Joël Thoraval, président de la Commission nationale consultative des droits de l'Homme (4), fait aussi le parallèle avec l'utilisation « très frileuse » de toutes les alternatives à la détention. Il déplore en outre les restrictions mêmes de la loi de 2002. Celle-ci exclut en effet les prévenus de son périmètre alors qu'ils représentent un tiers des détenus et qu'ils connaissent souvent les conditions de détention les plus mauvaises. Elle écarte aussi les personnes souffrant de troubles mentaux, alors qu'elles sont nombreuses en prison et que le nombre de démences du type Alzheimer s'accroît.

Cet « état des lieux catastrophique » réalisé, le collectif demande « une politique volontariste et dynamique », conclut Délou Bouvier, du Syndicat de la magistrature.
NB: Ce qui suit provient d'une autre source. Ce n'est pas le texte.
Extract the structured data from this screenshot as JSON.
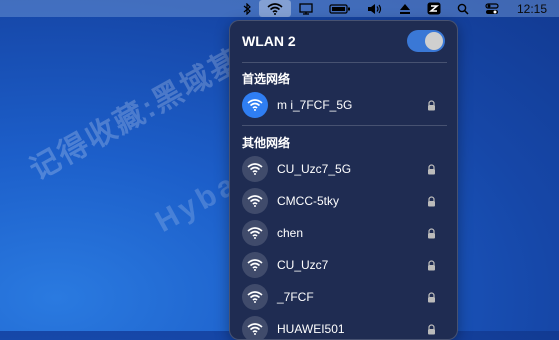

Celle-ci passe notamment par le retrait de la circulaire du 7 mai 2003, une enquête épidémiologique, la réunion des groupes de travail sur l'hébergement et sur la formation des experts médicaux promis depuis janvier 2005, enfin la création de places d'accueil adaptées, éventuellement d'un nouveau type de « sas de sortie ».

Notes

(1) Voir ASH n° 2264 du 24-05-02, p. 23.

(2) Créé en novembre 2002, ce collectif comprend à la fois des individus, le Syndicat de la magistrature et le Syndicat des avocats de France et une série d'associations telles qu'Act Up-Paris, l'Arapej, Aurore, la Croix-Rouge française, le Genepi, la Ligue des droits de l'Homme, les Petits Frères des pauvres, le Secours catholique, SOS Habitat et soins...

(3) Loi relative au traitement de la récidive des infractions pénales - Voir ASH n° 2432 du 2-12-05, p. 7.

(4) Laquelle a publié il y a un an une étude sur l'accès aux soins en prison - Voir ASH n° 2440 du 27-01-06, p. 12.